- Born: 10 February 1970 (age 56) Porthcawl, Wales, United Kingdom
- Education: London Academy of Music and Dramatic Art (LAMDA)
- Occupation: Actor
- Spouse: Sarah Tansey (2005–present)

= Hywel Simons =

Welsh actor (born 1970)

Hywel Simons (born 10 February 1970) is a Welsh actor from Porthcawl, Wales. He is best known for playing Sergeant Craig Gilmore in the long-running ITV police drama The Bill (2001–2004).

==Early life and education==
Simons was born and raised in Porthcawl, Bridgend County Borough, Wales. He began acting as a pupil at Porthcawl Comprehensive School before studying at the London Academy of Music and Dramatic Art (LAMDA).

==Career==
Simons made his television debut in 1993 as oil-rig worker Wilf Granelli in the drama series Roughnecks. He later appeared in Little Britain as Glynn, a gay vicar.

In 2013 he played Torvald in Ibsen's A Doll’s House at the Royal Lyceum.

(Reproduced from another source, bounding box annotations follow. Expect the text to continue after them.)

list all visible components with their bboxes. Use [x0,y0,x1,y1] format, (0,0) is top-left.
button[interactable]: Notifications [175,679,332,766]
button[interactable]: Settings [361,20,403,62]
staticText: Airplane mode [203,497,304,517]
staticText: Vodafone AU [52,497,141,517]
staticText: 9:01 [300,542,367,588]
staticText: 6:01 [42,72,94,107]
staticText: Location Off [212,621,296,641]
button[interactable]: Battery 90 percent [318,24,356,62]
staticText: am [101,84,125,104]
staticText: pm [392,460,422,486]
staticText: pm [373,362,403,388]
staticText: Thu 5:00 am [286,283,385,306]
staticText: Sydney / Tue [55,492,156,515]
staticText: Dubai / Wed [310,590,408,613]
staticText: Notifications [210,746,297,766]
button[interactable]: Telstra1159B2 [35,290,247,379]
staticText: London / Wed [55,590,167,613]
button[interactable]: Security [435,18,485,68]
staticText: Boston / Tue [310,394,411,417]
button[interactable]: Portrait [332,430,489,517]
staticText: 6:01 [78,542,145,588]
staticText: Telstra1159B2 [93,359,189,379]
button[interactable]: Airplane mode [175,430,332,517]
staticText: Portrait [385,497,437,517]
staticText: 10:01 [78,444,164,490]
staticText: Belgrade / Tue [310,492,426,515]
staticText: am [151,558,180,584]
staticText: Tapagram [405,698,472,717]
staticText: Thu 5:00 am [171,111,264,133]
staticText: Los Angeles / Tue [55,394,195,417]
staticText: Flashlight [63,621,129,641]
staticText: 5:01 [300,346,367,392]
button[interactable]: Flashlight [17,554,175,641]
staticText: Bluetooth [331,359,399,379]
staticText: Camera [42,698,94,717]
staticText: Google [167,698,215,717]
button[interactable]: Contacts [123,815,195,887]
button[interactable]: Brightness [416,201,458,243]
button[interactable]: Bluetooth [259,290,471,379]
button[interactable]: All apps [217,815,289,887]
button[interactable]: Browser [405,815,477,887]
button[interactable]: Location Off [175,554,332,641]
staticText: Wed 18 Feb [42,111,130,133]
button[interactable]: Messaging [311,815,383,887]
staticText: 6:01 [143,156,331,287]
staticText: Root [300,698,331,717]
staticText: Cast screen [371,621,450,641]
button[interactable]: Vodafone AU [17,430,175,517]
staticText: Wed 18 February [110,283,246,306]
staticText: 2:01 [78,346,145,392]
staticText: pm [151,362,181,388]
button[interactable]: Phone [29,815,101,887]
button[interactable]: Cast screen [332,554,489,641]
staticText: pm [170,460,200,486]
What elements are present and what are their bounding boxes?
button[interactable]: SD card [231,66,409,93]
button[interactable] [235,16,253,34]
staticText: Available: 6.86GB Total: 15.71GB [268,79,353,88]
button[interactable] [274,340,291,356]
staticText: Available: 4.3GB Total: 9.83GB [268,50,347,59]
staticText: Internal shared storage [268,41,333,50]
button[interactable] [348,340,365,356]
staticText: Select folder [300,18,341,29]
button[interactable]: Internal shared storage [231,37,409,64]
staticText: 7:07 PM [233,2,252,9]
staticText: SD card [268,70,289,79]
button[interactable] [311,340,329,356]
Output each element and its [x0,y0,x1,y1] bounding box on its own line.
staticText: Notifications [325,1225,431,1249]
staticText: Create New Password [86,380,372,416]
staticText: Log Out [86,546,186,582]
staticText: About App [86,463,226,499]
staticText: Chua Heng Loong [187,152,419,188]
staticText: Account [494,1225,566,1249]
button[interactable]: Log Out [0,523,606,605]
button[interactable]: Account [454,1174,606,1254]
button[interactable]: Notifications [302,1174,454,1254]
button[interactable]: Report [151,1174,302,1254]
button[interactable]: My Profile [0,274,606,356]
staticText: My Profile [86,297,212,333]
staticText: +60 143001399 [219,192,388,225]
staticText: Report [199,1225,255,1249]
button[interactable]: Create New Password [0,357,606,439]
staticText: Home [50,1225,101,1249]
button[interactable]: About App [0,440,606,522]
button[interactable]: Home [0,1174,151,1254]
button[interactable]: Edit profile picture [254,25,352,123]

Simons has also appeared in Dreamland (2023) and BBC’s Wolf (2023). In September 2025, Simons was cast as Jim Griffiths in the upcoming film The Man with the Plan, directed by Christine Edzard.

==Personal life==
Simons married actress Sarah Tansey in August 2005. He enjoys wood carving and uses a lathe to make bowls out of driftwood he finds on beaches.